As the jockey had wished, the landmark win happened in the colours of Limerick man JP McManus, for whom McCoy is retained rider, and who promptly offered to buy a drink for everyone at the track.
Dedicated victory
But the jockey, who was joined in the celebrations by his wife Chantelle and children Eve and Archie, also dedicated the victory to his agent Dave Roberts, whose father died this week.
Among other things, the Antrim man’s success has long settled any question about who is the real McCoy. One of the secrets of his success may be an unusually high pain threshold, even by standards of jump jockeys.
In his 2011 autobiography, he notes calculations he makes after a serious fall, and before the racecourse doctor arrives: assessing which if any bones are broken, and if he should accept painkillers, only in the context of whether it will cost winners later in the meeting.
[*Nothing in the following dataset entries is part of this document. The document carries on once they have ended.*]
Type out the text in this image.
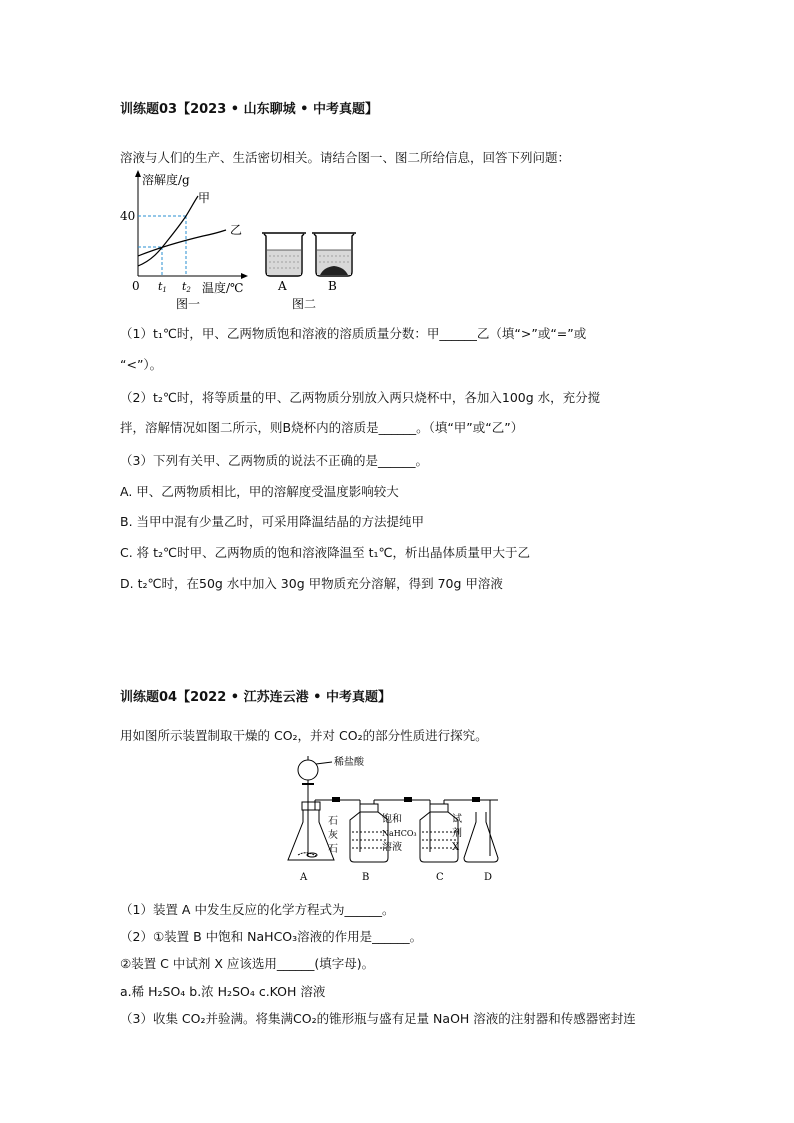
训练题03【2023 • 山东聊城 • 中考真题】
溶液与人们的生产、生活密切相关。请结合图一、图二所给信息，回答下列问题：
溶解度/g
40
0 t1 t2 温度/℃
甲
乙
图一
A	B
图二
（1）t₁℃时，甲、乙两物质饱和溶液的溶质质量分数：甲______乙（填“>”或“=”或
“<”）。
（2）t₂℃时，将等质量的甲、乙两物质分别放入两只烧杯中，各加入100g 水，充分搅
拌，溶解情况如图二所示，则B烧杯内的溶质是______。（填“甲”或“乙”）
（3）下列有关甲、乙两物质的说法不正确的是______。
A. 甲、乙两物质相比，甲的溶解度受温度影响较大
B. 当甲中混有少量乙时，可采用降温结晶的方法提纯甲
C. 将 t₂℃时甲、乙两物质的饱和溶液降温至 t₁℃，析出晶体质量甲大于乙
D. t₂℃时，在50g 水中加入 30g 甲物质充分溶解，得到 70g 甲溶液
训练题04【2022 • 江苏连云港 • 中考真题】
用如图所示装置制取干燥的 CO₂，并对 CO₂的部分性质进行探究。
稀盐酸
石
灰
石
饱和
NaHCO₃
溶液
试
剂
X
A	B	C	D
（1）装置 A 中发生反应的化学方程式为______。
（2）①装置 B 中饱和 NaHCO₃溶液的作用是______。
②装置 C 中试剂 X 应该选用______(填字母)。
a.稀 H₂SO₄ b.浓 H₂SO₄ c.KOH 溶液
（3）收集 CO₂并验满。将集满CO₂的锥形瓶与盛有足量 NaOH 溶液的注射器和传感器密封连
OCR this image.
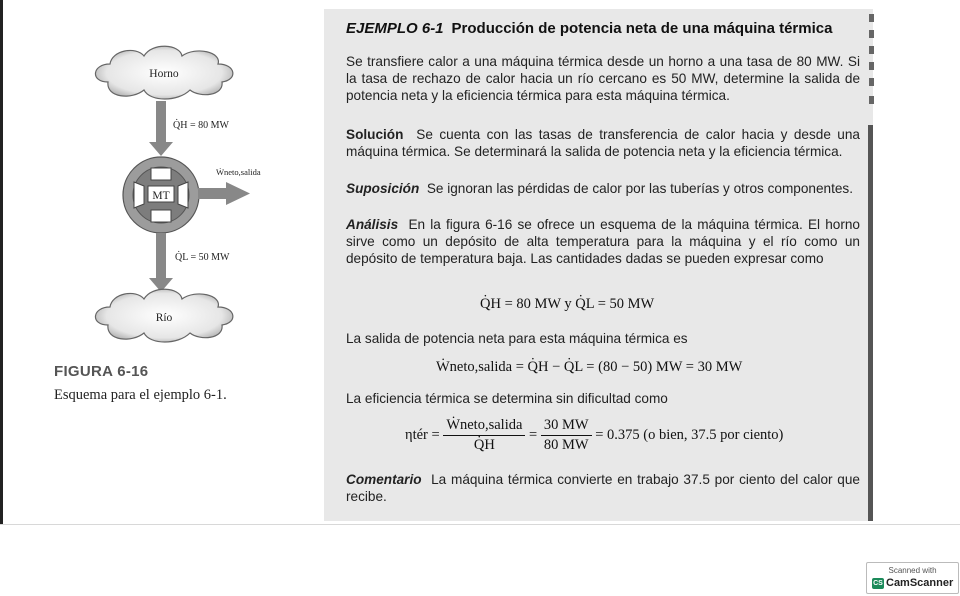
Horno
Q̇H = 80 MW
MT
Ẇneto,salida
Q̇L = 50 MW
Río
FIGURA 6-16
Esquema para el ejemplo 6-1.
EJEMPLO 6-1 Producción de potencia neta de una máquina térmica
Se transfiere calor a una máquina térmica desde un horno a una tasa de 80 MW. Si la tasa de rechazo de calor hacia un río cercano es 50 MW, determine la salida de potencia neta y la eficiencia térmica para esta máquina térmica.
Solución Se cuenta con las tasas de transferencia de calor hacia y desde una máquina térmica. Se determinará la salida de potencia neta y la eficiencia térmica.
Suposición Se ignoran las pérdidas de calor por las tuberías y otros componentes.
Análisis En la figura 6-16 se ofrece un esquema de la máquina térmica. El horno sirve como un depósito de alta temperatura para la máquina y el río como un depósito de temperatura baja. Las cantidades dadas se pueden expresar como
Q̇H = 80 MW y Q̇L = 50 MW
La salida de potencia neta para esta máquina térmica es
Ẇneto,salida = Q̇H − Q̇L = (80 − 50) MW = 30 MW
La eficiencia térmica se determina sin dificultad como
ηtér = $\frac{\text{Ẇneto,salida}}{Q̇H} = \frac{30 MW}{80 MW} = 0.375$ (o bien, 37.5 por ciento)
Comentario La máquina térmica convierte en trabajo 37.5 por ciento del calor que recibe.
Scanned with
CS CamScanner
His masochism extends even to the recovery process. At a cryotherapy centre some years ago, being treated for broken vertebrae, he wanted to know what the lowest temperature anyone had yet endured there was. Told that a footballer had done -145 degrees, the jockey first equalled the mark, and then surpassed it.
Back at the very start of his career, as a teenager, McCoy was apprenticed to Antrim trainer Billy Rock, who also performed artificial insemination on cattle. Allaying the fears of the jockey's parents once, Rock told them that, if the racing didn't work out, their son could always go back to "bulling cows".
That prospect has receded even further. But, depressingly for his rivals, McCoy at 39 shows no sign even of slowing down. His 3,000th winner came in 2009, so nobody would rule out 5,000 as a possibility. For now, having obliterated every jockey's record available, McCoy is targeting the 4,182 winners achieved by his former boss, the trainer Martin Pipe.